I DON´T LIKE HUNT

I DON´T LIKE HUNT

Hunt=caça
But it is a figurative meaning in the article.
The corrupt oficials think about the country like about the place for hunting money, not more.
That’s why they are more dangerous than the real enemies.

1 Like

to hunt = to shoot = to chase.

Thanks for the help

thanks

“That’s why they are interested only in one thing: how quickly they can accumulate money here so that they can send their children to study in Sweden, England or France, to buy a substantial house somewhere in London or Florida and send their families to and then leave themselves, while recalling life in Russia as a bad dream which has finally ended.”

Assuming that this description is true, I wonder why they hope to live in London or Florida. Are these cities almost Utopias for wealthy immigrants from Russia? What do London and Florida have in common? I imagine that the climate of London is different from that of Florida.

Yutaka, the commom is that all these countries are rich: the USA, Great Britain, Sweden or France.
And our corruptionists would like to make money, often illegally, close to plunder, in Russia, but to live in a richer country.
And that’s our Russiasn ‘curse’ - instead to invest received money to Russia, the most of our oligarchs flee with the robbed money to other countries - and Russia is left poor and not well developped.
And it will be until our rich get more patriotic like in other countries and like our rich were before 1917.

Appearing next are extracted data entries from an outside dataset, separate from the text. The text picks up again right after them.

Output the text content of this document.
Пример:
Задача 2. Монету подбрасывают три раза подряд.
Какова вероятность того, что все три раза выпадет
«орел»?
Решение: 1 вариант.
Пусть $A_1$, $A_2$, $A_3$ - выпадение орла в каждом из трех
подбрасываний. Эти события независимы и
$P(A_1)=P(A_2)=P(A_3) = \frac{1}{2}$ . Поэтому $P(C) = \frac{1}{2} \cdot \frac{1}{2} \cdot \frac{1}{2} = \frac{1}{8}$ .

Both London and Florida have a large Russian population, the same as the South of France. Being able to be “home from home” is an attraction for many would-be expats. In London you find super rich and super poor Russians, though. In St Tropez I only saw the super rich, but there are bound to be less well-off ones down there, too :slight_smile:

“But what kind of experience? What kind of human beings? Miller is writing about the man in the street, and it is incidentally rather a pity that it should be a street full of brothers. That is the penalty of leaving your native land. It means transferring your roots into shallower soil. Exile is probably more damaging to a novelist than to a painter or even a poet, because its effect is to take him out of contact with working life and narrow down his range to the street, the cafe, the church, the brothel and the studio. On the whole, in Miller’s books you are reading about people living the expatriate life, people drinking, talking, meditating, and fornicating, not about people working, marrying, and bringing up children; a pity, because he would have described the one set of activities as well as the other.”

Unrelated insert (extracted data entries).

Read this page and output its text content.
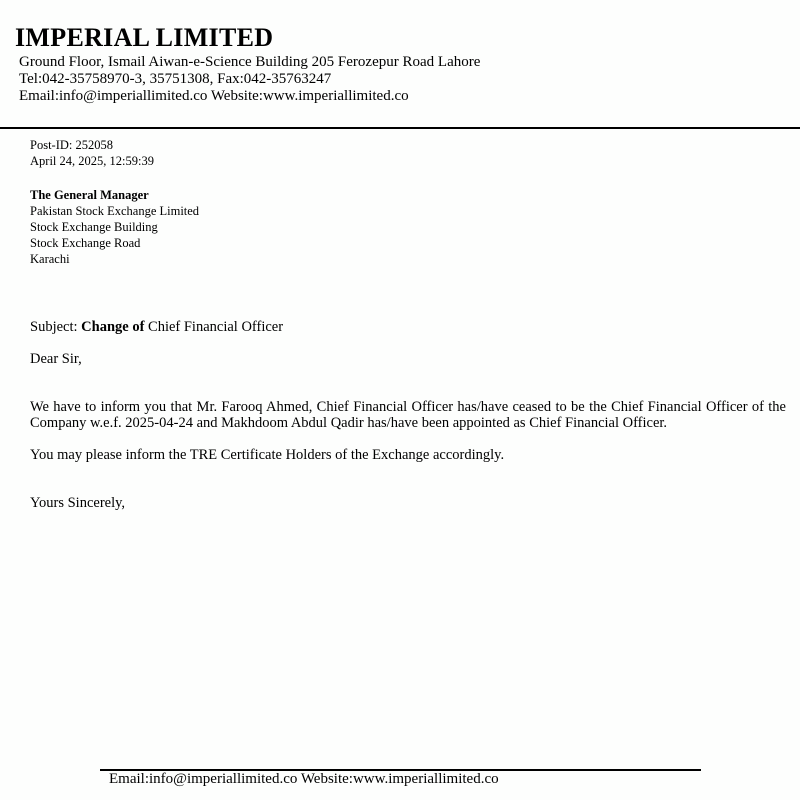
IMPERIAL LIMITED
Ground Floor, Ismail Aiwan-e-Science Building 205 Ferozepur Road Lahore
Tel:042-35758970-3, 35751308, Fax:042-35763247
Email:info@imperiallimited.co Website:www.imperiallimited.co
Post-ID: 252058
April 24, 2025, 12:59:39
The General Manager
Pakistan Stock Exchange Limited
Stock Exchange Building
Stock Exchange Road
Karachi
Subject: Change of Chief Financial Officer
Dear Sir,
We have to inform you that Mr. Farooq Ahmed, Chief Financial Officer has/have ceased to be the Chief Financial Officer of the Company w.e.f. 2025-04-24 and Makhdoom Abdul Qadir has/have been appointed as Chief Financial Officer.
You may please inform the TRE Certificate Holders of the Exchange accordingly.
Yours Sincerely,
Email:info@imperiallimited.co Website:www.imperiallimited.co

According to George Orwell, “a home away from home” is not a suitable place for writers. I assume that great novelists are unwiling to move out from the country, where Антон Павлович Чехов lived.

“In London you find super rich and super poor Russians …” This is very interesting. I wonder how this phenomenon could be analyzed. I imagine that these two groups of Russian “expats” are living independently of each other in different places in London. Will Russia become like a middle-class only country? Is this a good thing or a bad thing for Russian people?

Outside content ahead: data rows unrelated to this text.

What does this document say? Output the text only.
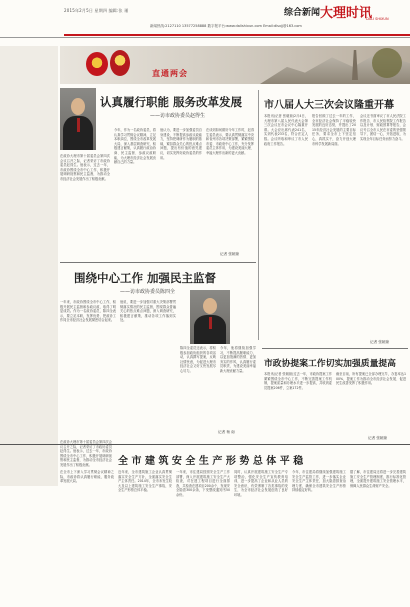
2015年2月5日 星期四 编辑:张 瑾	综合新闻 大理时讯
DALI SHIXUN
新闻热线:2127110 13577258888 数字报平台:www.dalishixun.com Email:dlsxjj@163.com
直通两会
认真履行职能 服务改革发展
——访市政协委员赵得生
在政协大理市第十届委员会第四次会议召开之际，记者采访了市政协委员赵得生。他表示，过去一年，市政协围绕全市中心工作，积极开展调研视察和民主监督，为推动全市经济社会发展作出了积极贡献。
今年，作为一名政协委员，将认真学习贯彻会议精神，立足本职岗位，围绕全市改革发展大局，深入基层调查研究，积极建言献策，认真履行政治协商、民主监督、参政议政职能，为大理市经济社会发展贡献自己的力量。
他认为，要进一步加强委员自身建设，不断提高参政议政能力，坚持把调研作为履职的基础，紧扣群众关心的热点难点问题，提出有价值的意见建议，切实发挥好政协委员的作用。
在谈到如何做好今年工作时，赵得生委员表示，要认真贯彻落实中央和省州市各项决策部署，紧紧围绕市委、市政府中心工作，充分发挥委员主体作用，为建设美丽大理、幸福大理作出新的更大贡献。
记者 张朝琼
市八届人大三次会议隆重开幕
本报讯(记者 张朝琼)2月4日，大理市第八届人民代表大会第三次会议在市会议中心隆重开幕。大会应出席代表241名，实到代表233名，符合法定人数。会议听取和审议了市人民政府工作报告。
报告回顾了过去一年的工作，全市经济社会保持了平稳较快发展的良好态势，并提出了2015年经济社会发展的主要目标任务，要求全市上下坚定信心，真抓实干，奋力开创大理市科学发展新局面。
会议还书面审议了市人民法院工作报告、市人民检察院工作报告以及计划、财政预算等报告，会议号召全市人民在市委的坚强领导下，团结一心，开拓进取，为实现全年目标任务而努力奋斗。
记者 张朝琼
围绕中心工作 加强民主监督
——访市政协委员陈四全
一年来，市政协围绕全市中心工作，积极开展民主监督和参政议政，取得了明显成效。作为一名政协委员，陈四全表示，要立足本职，发挥优势，把政协工作同全市经济社会发展紧密结合起来。
他说，要进一步加强对重大决策部署贯彻落实情况的民主监督，围绕群众普遍关心的热点难点问题，深入调查研究，积极建言献策，推动各项工作落到实处。
陈四全委员还表示，将积极参加政协组织的各项活动，认真撰写提案，反映社情民意，为促进大理市经济社会又好又快发展尽心尽力。
今年，他将继续加强学习，不断提高履职能力，以更加饱满的热情、更加务实的作风，认真履行委员职责，为建设美丽幸福新大理贡献力量。
记者 杨 南
市政协提案工作切实加强质量提高
本报讯(记者 张朝琼)过去一年，市政协提案工作紧紧围绕全市中心工作，不断完善提案工作机制，提案质量和办理水平进一步提高，共收到委员提案206件，立案172件。
截至目前，所有提案已全部办理完毕，办复率达100%，提案工作为推动全市经济社会发展、促进民生改善发挥了积极作用。
记者 张朝琼
在政协大理市第十届委员会第四次会议召开之际，记者采访了市政协委员赵得生。他表示，过去一年，市政协围绕全市中心工作，积极开展调研视察和民主监督，为推动全市经济社会发展作出了积极贡献。	全 市 建 筑 安 全 生 产 形 势 总 体 平 稳
在全市上下深入学习贯彻会议精神之际，市政协将认真履行职能，服务改革发展大局。
近年来，全市建筑施工企业认真贯彻落实安全生产方针，全面落实安全生产主体责任。2014年，全市未发生较大及以上建筑施工安全生产事故，安全生产形势总体平稳。
一年来，市住建局按照安全生产工作部署，深入开展建筑施工安全生产大检查，对在建工程项目进行全面排查，共检查在建项目200余个，发现安全隐患300余条，下发整改通知书50余份。
同时，认真开展建筑施工安全生产专项整治，强化安全生产宣传教育培训，进一步提高了企业和从业人员的安全意识，有效遏制了各类事故的发生，为全市经济社会发展创造了良好环境。
今年，市住建局将继续加强建筑施工安全生产监管工作，进一步落实企业安全生产主体责任，加大隐患排查治理力度，确保全市建筑安全生产形势持续稳定好转。
据了解，市住建局还将进一步完善建筑施工安全生产管理制度，推行标准化管理，全面提升建筑施工安全管理水平，保障人民群众生命财产安全。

I guess you’re a junior doctor in the NHS, then? :slight_smile:

Some of the most patriotic Russians, highly vocal in their anti-Western, anti-European rhetoric, own property, or have children living or studying in the West. Alexei Navalny the opposition figure, has exposed many cases. The problem is not a lack of patriotism. The problem is the business and investment climate in Russia.

I am not sure that non-rich Russians in London are super poor. My older son Eric, who is a professor at the University of London, has been playing ice hockey on a team of foreigners in London, and there are usually a few Russians, just normal working people.

I guess “poor” is in any case a relative term?

I read somewhere that people who are considered below the poverty line in Western Europe are in most cases very far from being destitute in (say) African terms…

There are certainly some “poor” people around here who smoke 20 cigarettes a day, drive an okay-ish car, and take foreign holidays each year…

Also came here expecting to find a political rant.

Apropos Jeremy Hunt, he is a fluent speaker of Japanese and Mandarin, I believe? (Which makes him quite unusual among modern British politicians.)

True, they are a monolingual lot generally, although there are quite a few Spanish speakers around (including the other Jeremy of course) as I hear them pop up on Spanish radio from time to time. Another outlier is Nick Clegg, who speaks Spanish, Dutch, German and French. Or so says Wikipedia.

Yes, his mother was Dutch, and he grew up with that language. And of course he’s married to a (stunning!)) Spanish lady. His German isn’t quite so impressive though (I heard him once - he’s basically functional but nothing more.)